Titien.jpgTitien est-il le roi des peintres ? Les amateurs, les collectionneurs, les conservateurs s’interrogent depuis plus de quatre siècles. En effet, comme Canaletto (1), la réputation de Titien n’a jamais faiblie, de Venise à Rome en passant par le Vatican et toutes les cours d’Europe. Or, Titien a inspiré la palette et le style de nombreux peintres, de la Renaissance aux impressionnistes. Cette ombre ou plutôt cette lumière sur eux tous est-elle le fruit de son ambition de retrouver la peinture classique ?

La renommée de Titien est internationale, ses clients aussi et il est un excellent homme d’affaire qui sait produire du "Titien" à la chaine et réclamer son dû, fut-ce à un roi. Afin de répondre à la demande, il organise son atelier avec de brillants premiers pinceaux et une foultitude de petites mains. En effet, «il y a tous les tableaux que Titien a inventés, préparés, souvent commencés, parfois finis mais dont il a en grande partie laissé l’exécution à ses collaborateurs». C’est pourquoi Augusto Gentili précise sous les tableaux des signatures différentes comme Titien, Titien et atelier, Atelier de Titien

Augusto Gentili décrit un homme puissant, écouté et reçu par les cardinaux, les princes et les rois. Titien arrive à se démarquer alors que ses contemporains s’appellent Michel-Ange, Veronese, Tintoret, Léonard de Vinci, Vasari... L’art est-il au-dessus de la nature ? Titien se posait la question dans son emblème, une ourse entre les allégories du Temps et de la Gloire. Si l’art est au-dessus de la nature, où est Titien ? À côté des dieux ? Avec les dieux ?

L’auteur de ce superbe ouvrage, Augusto Gentili (2) a une autorité, et pour tout dire une liberté de ton rare, dans le monde feutré des conservateurs et autres experts en histoire de l'art. Des confrères qu’il n’hésite pas à égratigner : «si notre discipline (presque) exhaustive manque d’études nouvelles, c’est (entre autres raisons) parce que les vieux outils lui font toujours plus défaut. L’historien de l’art qui entend s’occuper de questions « humanistes » devrait pourtant connaître le latin, savoir le lire et le transcrire correctement. Il devrait aussi pouvoir lire et citer la littérature de référence sinon dans toutes les langues possibles et disponibles du moins dans les principales langues modernes, en plus de la sienne. Enfin, parmi ces dernières il devrait manier la langue italienne s’il veut aborder des arguments relatifs à culture italienne». De là à traiter ses jeunes confrères d’analphabètes …

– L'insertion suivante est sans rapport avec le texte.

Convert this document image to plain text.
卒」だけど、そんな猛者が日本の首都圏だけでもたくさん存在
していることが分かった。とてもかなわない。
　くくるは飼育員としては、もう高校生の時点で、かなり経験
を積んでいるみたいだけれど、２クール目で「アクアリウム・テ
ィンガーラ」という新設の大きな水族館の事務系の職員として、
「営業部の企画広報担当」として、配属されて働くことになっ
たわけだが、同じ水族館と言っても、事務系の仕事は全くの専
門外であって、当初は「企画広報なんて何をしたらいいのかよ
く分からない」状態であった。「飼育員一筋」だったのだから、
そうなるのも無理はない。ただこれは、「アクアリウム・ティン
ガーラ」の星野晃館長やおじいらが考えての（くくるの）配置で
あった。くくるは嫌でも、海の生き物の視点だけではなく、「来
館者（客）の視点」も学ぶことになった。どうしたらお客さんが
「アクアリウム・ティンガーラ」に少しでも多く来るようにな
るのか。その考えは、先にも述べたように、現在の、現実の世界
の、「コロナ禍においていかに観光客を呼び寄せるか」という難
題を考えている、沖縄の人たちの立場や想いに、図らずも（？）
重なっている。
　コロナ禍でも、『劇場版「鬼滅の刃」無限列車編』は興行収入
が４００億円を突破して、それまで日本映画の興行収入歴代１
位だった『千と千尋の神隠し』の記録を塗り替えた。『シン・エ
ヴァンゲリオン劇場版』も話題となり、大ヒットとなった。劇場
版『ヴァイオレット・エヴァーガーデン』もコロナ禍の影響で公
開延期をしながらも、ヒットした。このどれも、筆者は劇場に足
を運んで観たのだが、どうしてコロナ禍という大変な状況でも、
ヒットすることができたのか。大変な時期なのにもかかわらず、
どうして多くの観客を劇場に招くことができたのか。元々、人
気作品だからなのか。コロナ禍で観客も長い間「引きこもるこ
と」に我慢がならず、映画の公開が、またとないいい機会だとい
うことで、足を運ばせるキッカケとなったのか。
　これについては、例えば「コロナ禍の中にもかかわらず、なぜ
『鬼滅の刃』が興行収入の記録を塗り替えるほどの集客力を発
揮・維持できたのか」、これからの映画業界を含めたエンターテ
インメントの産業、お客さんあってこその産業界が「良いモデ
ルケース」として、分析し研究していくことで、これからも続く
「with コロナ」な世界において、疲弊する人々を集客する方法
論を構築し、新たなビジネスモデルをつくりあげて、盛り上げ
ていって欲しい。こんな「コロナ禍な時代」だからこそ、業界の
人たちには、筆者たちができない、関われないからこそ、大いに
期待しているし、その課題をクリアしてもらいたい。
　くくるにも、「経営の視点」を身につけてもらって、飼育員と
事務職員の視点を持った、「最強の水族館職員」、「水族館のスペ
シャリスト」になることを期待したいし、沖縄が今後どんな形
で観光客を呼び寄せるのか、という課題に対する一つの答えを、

Titien est un beau livre bien sur. Les reproductions de l’imprimeur italien sont magnifiques, mais cet ouvrage est aussi une réflexion sur la peinture en général pour comprendre le monde, mais aussi comment faire passer des messages au travers de la toile. Des messages politiques, religieux, mythologique. Titien fut maitre en tout. C’est pourquoi, parmi tant d’autres, le Portrait de Paul III avec ses neveux Alessandro et Ottavio Farnese et le Portrait équestre de Charles Quint à la bataille de Mühlberg sont des chefs-d’œuvre de représentation des puissants. Il fut le pinceau préféré des grands de la Renaissance.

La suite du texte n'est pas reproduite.